What to do with clients who won’t switch from break/fix to managed services

Despite how well you lay the groundwork and how convincing you are in your pitch, you may have some clients who just refuse to switch.

In addition, you’ll need to decide what options you’re going to leave available to these clients. As difficult as it can be, the approach that many successful MSPs recommend is showing them the door.

For example, this MSP fired customers that accounted for 25% of his company’s revenue, and he only had one regret — that he didn’t do it sooner.

Firing clients may seem drastic, but the clients most likely to resist managed services are those who take up a disproportionate amount of time and resources and bring in little revenue. Keeping one foot in the break/fix game just to support them isn’t a position you want to be in.

The easiest way to cut ties with problem clients is to let them know you’re requiring every client you support sign a service level agreement (SLA). They don’t have to sign, but if they don’t you’ll no longer be able to support them.

If you have good clients who, for whatever reason, just aren’t ready to switch, another option is to keep them on while raising their rates and steering them toward block-time billing as a stepping stone. Just keep in mind, the highest performing MSPs have gotten to where they are by

  • standardizing their offering,
  • standing by its value, and
  • saying no to opportunities that aren’t a good fit.

The less time break/fix customers take up, the more time you can spend on acquiring and supporting more profitable managed services clients.

Recap: Key do’s and don’ts

  • DO evaluate your current clients. Identify and prioritize the ones most likely to switch.
  • DON’T be shy about laying the groundwork early. Point out work that’ll be covered under your new agreement, and keep tabs on how much break/fix work is costing clients.
  • DO prepare for common objections. A big one is, “We’re already getting what we need.”
  • DON’T be afraid of losing problem clients. If they don’t want to make the switch it’s a good excuse for you to part ways.
  • DO consider offering a trial period. However, be firm that this is a change you’ve committed to – and you need clients to commit to it, too.

 

Next step: Download our free guide

Looking for more actionable advice on providing managed services? Check out our Break/Fix to Managed Services Transition Kit. It provides a 4-step action plan you can follow plus some additional templates/tools that can give you an easy jumpstart.

FAQs

Converting from break/fix to managed services means shifting from reactive IT support—fixing problems as they arise—to a proactive, subscription-based model. MSPs provide continuous monitoring, automation, and maintenance to prevent downtime and deliver predictable monthly costs.

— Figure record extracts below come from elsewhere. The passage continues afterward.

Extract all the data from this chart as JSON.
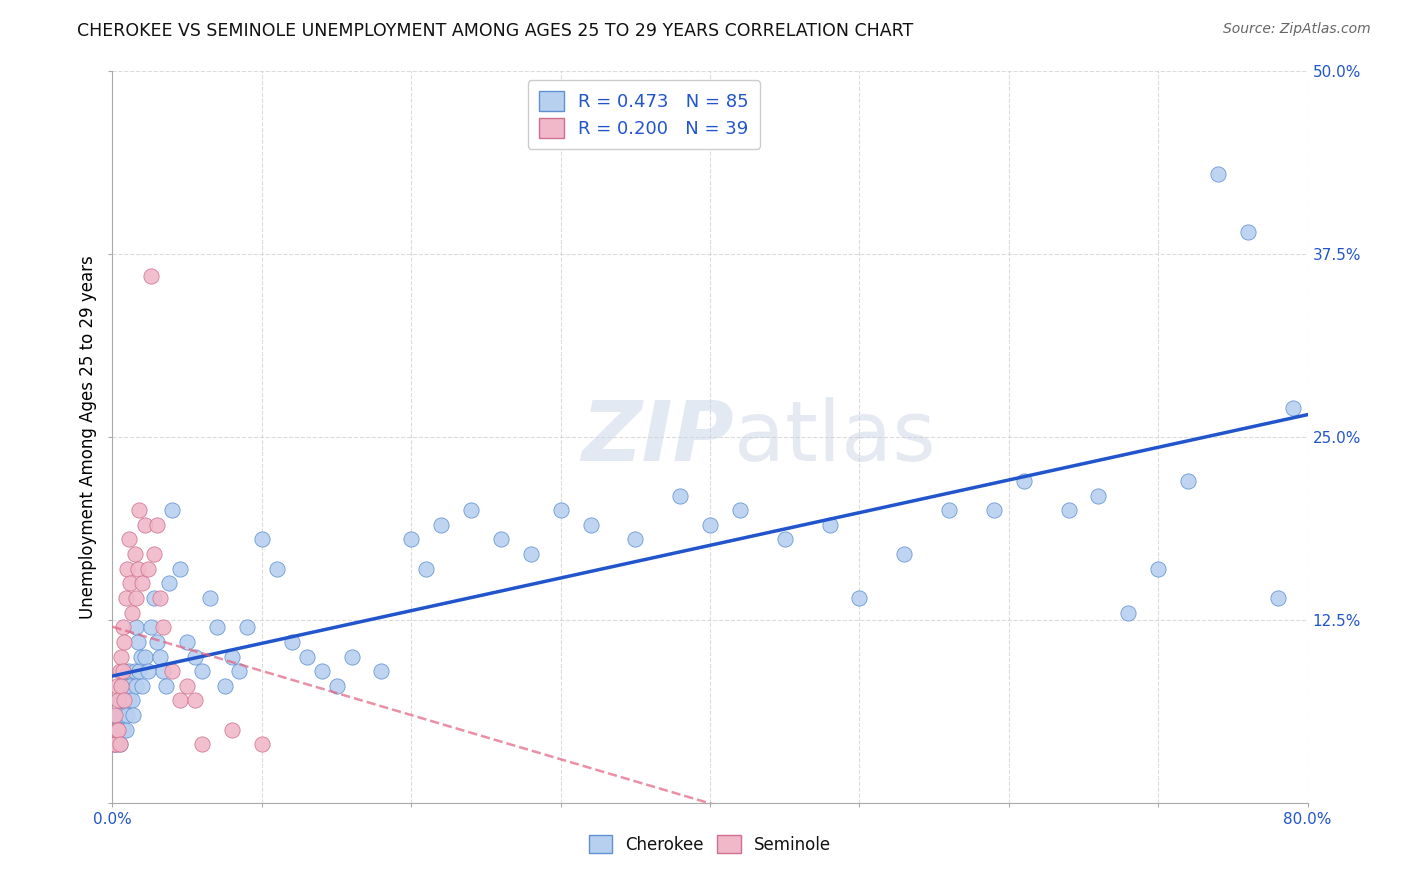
{
  "title": "CHEROKEE VS SEMINOLE UNEMPLOYMENT AMONG AGES 25 TO 29 YEARS CORRELATION CHART",
  "source": "Source: ZipAtlas.com",
  "ylabel": "Unemployment Among Ages 25 to 29 years",
  "background_color": "#ffffff",
  "watermark_zip": "ZIP",
  "watermark_atlas": "atlas",
  "cherokee_color": "#b8d0f0",
  "cherokee_edge": "#6090d0",
  "cherokee_line": "#2255cc",
  "seminole_color": "#f0b8c8",
  "seminole_edge": "#d07090",
  "seminole_line": "#e06080",
  "cherokee_R": 0.473,
  "cherokee_N": 85,
  "seminole_R": 0.2,
  "seminole_N": 39,
  "xlim": [
    0.0,
    0.8
  ],
  "ylim": [
    0.0,
    0.5
  ],
  "xticks": [
    0.0,
    0.1,
    0.2,
    0.3,
    0.4,
    0.5,
    0.6,
    0.7,
    0.8
  ],
  "xtick_labels": [
    "0.0%",
    "",
    "",
    "",
    "",
    "",
    "",
    "",
    "80.0%"
  ],
  "yticks": [
    0.0,
    0.125,
    0.25,
    0.375,
    0.5
  ],
  "ytick_labels_left": [
    "",
    "",
    "",
    "",
    ""
  ],
  "ytick_labels_right": [
    "",
    "12.5%",
    "25.0%",
    "37.5%",
    "50.0%"
  ],
  "grid_color": "#cccccc",
  "cherokee_x": [
    0.001,
    0.002,
    0.003,
    0.004,
    0.004,
    0.005,
    0.005,
    0.006,
    0.006,
    0.007,
    0.007,
    0.008,
    0.008,
    0.009,
    0.009,
    0.01,
    0.01,
    0.011,
    0.011,
    0.012,
    0.013,
    0.014,
    0.015,
    0.016,
    0.016,
    0.017,
    0.018,
    0.019,
    0.02,
    0.022,
    0.024,
    0.026,
    0.028,
    0.03,
    0.032,
    0.034,
    0.036,
    0.038,
    0.04,
    0.045,
    0.05,
    0.055,
    0.06,
    0.065,
    0.07,
    0.075,
    0.08,
    0.085,
    0.09,
    0.1,
    0.11,
    0.12,
    0.13,
    0.14,
    0.15,
    0.16,
    0.18,
    0.2,
    0.21,
    0.22,
    0.24,
    0.26,
    0.28,
    0.3,
    0.32,
    0.35,
    0.38,
    0.4,
    0.42,
    0.45,
    0.48,
    0.5,
    0.53,
    0.56,
    0.59,
    0.61,
    0.64,
    0.66,
    0.68,
    0.7,
    0.72,
    0.74,
    0.76,
    0.78,
    0.79
  ],
  "cherokee_y": [
    0.04,
    0.05,
    0.04,
    0.06,
    0.05,
    0.07,
    0.04,
    0.06,
    0.08,
    0.05,
    0.08,
    0.06,
    0.09,
    0.07,
    0.05,
    0.08,
    0.06,
    0.09,
    0.07,
    0.08,
    0.07,
    0.06,
    0.09,
    0.12,
    0.08,
    0.11,
    0.09,
    0.1,
    0.08,
    0.1,
    0.09,
    0.12,
    0.14,
    0.11,
    0.1,
    0.09,
    0.08,
    0.15,
    0.2,
    0.16,
    0.11,
    0.1,
    0.09,
    0.14,
    0.12,
    0.08,
    0.1,
    0.09,
    0.12,
    0.18,
    0.16,
    0.11,
    0.1,
    0.09,
    0.08,
    0.1,
    0.09,
    0.18,
    0.16,
    0.19,
    0.2,
    0.18,
    0.17,
    0.2,
    0.19,
    0.18,
    0.21,
    0.19,
    0.2,
    0.18,
    0.19,
    0.14,
    0.17,
    0.2,
    0.2,
    0.22,
    0.2,
    0.21,
    0.13,
    0.16,
    0.22,
    0.43,
    0.39,
    0.14,
    0.27
  ],
  "seminole_x": [
    0.001,
    0.002,
    0.002,
    0.003,
    0.003,
    0.004,
    0.004,
    0.005,
    0.005,
    0.006,
    0.006,
    0.007,
    0.007,
    0.008,
    0.008,
    0.009,
    0.01,
    0.011,
    0.012,
    0.013,
    0.015,
    0.016,
    0.017,
    0.018,
    0.02,
    0.022,
    0.024,
    0.026,
    0.028,
    0.03,
    0.032,
    0.034,
    0.04,
    0.045,
    0.05,
    0.055,
    0.06,
    0.08,
    0.1
  ],
  "seminole_y": [
    0.04,
    0.06,
    0.04,
    0.05,
    0.08,
    0.07,
    0.05,
    0.09,
    0.04,
    0.1,
    0.08,
    0.12,
    0.09,
    0.11,
    0.07,
    0.14,
    0.16,
    0.18,
    0.15,
    0.13,
    0.17,
    0.14,
    0.16,
    0.2,
    0.15,
    0.19,
    0.16,
    0.36,
    0.17,
    0.19,
    0.14,
    0.12,
    0.09,
    0.07,
    0.08,
    0.07,
    0.04,
    0.05,
    0.04
  ],
  "legend_R_color": "#2255cc",
  "legend_N_color": "#2255cc"
}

In 2025, businesses demand consistent uptime, cybersecurity, and automation. The break/fix model can’t scale or meet these expectations. Managed services deliver recurring revenue, AI-driven monitoring, and measurable business value, making it the smarter, more sustainable choice.

  • Show clients their historical downtime costs and unpredictable invoices.
  • Demonstrate how managed services offer proactive support, faster response times, and consistent monthly billing.
  • Use outcome-based guarantees or short trial periods to prove real value.

Common challenges include

  • client resistance to fixed fees,
  • unclear service packaging, and
  • internal workflow changes.

Overcome them by clearly communicating benefits, standardizing your offerings, and implementing strong SLAs that define service levels and expectations.

If clients refuse to transition, consider raising break/fix rates, offering block-time billing, or letting them go. Focusing on aligned clients allows your MSP to grow recurring revenue and deliver higher-quality service through automation and proactive management.